En revanche, à défaut de produire des relevés de comptes antérieurs, la banque ne permet pas plus à la cour qu'au tribunal de vérifier la consistance du solde débiteur de 13'254,63 euros annoncé dans son courrier du 25 juillet 2019 et à partir duquel elle a appliqué des taux d'intérêt pour parvenir au montant de 13'381,78 euros qu'elle réclame aujourd'hui. Il n'est notamment pas permis de connaître les taux applicables et ceux effectivement appliqués étant rappelé que le contrat prévoyait des taux variables semestriellement selon la variation du taux interbancaire, ni de savoir si M. [V] [J] s'est acquitté en tout ou partie des intérêts échus, conformément à l'article 3 susvisé.
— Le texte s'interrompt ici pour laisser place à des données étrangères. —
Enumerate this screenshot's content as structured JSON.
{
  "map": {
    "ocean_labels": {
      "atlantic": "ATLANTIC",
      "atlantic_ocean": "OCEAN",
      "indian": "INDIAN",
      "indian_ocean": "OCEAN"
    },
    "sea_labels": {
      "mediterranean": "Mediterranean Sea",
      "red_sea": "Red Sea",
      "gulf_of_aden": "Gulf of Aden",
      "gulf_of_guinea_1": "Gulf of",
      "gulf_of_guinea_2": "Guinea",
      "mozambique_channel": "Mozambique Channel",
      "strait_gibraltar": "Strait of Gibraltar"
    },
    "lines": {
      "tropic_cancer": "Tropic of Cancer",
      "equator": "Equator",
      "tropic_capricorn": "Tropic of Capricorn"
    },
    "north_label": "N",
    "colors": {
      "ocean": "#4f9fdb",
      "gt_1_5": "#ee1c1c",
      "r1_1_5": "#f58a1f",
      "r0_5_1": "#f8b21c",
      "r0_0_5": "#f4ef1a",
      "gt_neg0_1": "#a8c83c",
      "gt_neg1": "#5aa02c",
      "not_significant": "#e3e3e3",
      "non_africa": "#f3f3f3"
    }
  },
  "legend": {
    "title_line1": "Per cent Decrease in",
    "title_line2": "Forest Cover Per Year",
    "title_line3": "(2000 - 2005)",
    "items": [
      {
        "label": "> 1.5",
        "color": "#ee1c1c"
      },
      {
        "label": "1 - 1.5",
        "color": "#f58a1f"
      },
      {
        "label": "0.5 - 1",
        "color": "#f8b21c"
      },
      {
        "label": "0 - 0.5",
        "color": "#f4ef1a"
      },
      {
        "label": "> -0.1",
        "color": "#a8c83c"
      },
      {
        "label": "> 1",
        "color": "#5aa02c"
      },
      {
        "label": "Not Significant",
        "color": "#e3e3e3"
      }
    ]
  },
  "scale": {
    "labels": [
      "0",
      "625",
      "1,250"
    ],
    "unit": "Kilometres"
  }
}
En définitive, seul le montant du capital prêté, à savoir 13'157 euros, est suffisamment justifié, de sorte que M. [V] [J] sera, par réformation du jugement déféré, condamné au paiement de cette somme augmentée des intérêts au taux légal luxembourgeois à compter du 18 juin 2021, date de la mise en demeure, en application de l'article 1153 du code civil luxembourgeois. Les intérêts échus seront capitalisés annuellement à compter du 18 juin 2021, conformément à l'article 1154 du même code.

S'agissant de la demande formée au titre du solde débiteur du compte courant, celle-ci ne pourra qu'être rejetée, à défaut pour la société BGL BNP Paribas de produire une convention d'ouverture de compte permettant de vérifier les conditions contractuelles de son fonctionnement, notamment quant à l'existence d'un éventuel découvert autorisé et aux conditions ainsi qu'aux modalités de résiliation du contrat à l'initiative de la banque. Le jugement sera donc confirmé de ce chef.

Sur les demandes accessoires :

Il serait inéquitable de laisser à la charge de l'établissement bancaire l'intégralité des frais irrépétibles exposés pour les besoins de la présente procédure. M. [V] [J] sera condamné aux dépens de première instance et d'appel et devra en outre payer à la société BGL BNP Paribas la somme de 1 500 euros en application de l'article 700 du code de procédure civile .

PAR CES MOTIFS

Infirme la décision entreprise sauf en ce qu'elle a débouté la société BGL BNP Paribas de sa demande formée à l'encontre de M. [V] [J] au titre du compte courant débiteur,

Statuant à nouveau sur les chefs infirmés,

Condamne M. [V] [J] à payer à la société BGL BNP Paribas la somme de 13'157 euros, outre intérêts au taux légal luxembourgeois à compter du 18 juin 2021 et capitalisation annuelle desdits intérêts à compter de cette même date en application de l'article 1154 du code civil luxembourgeois,

Condamne M. [V] [J] à payer à la société BGL BNP Paribas la somme de 1500 euros en application de l'article 700 du code de procédure civile ,

Condamne M. [V] [J] aux dépens de première instance et d'appel.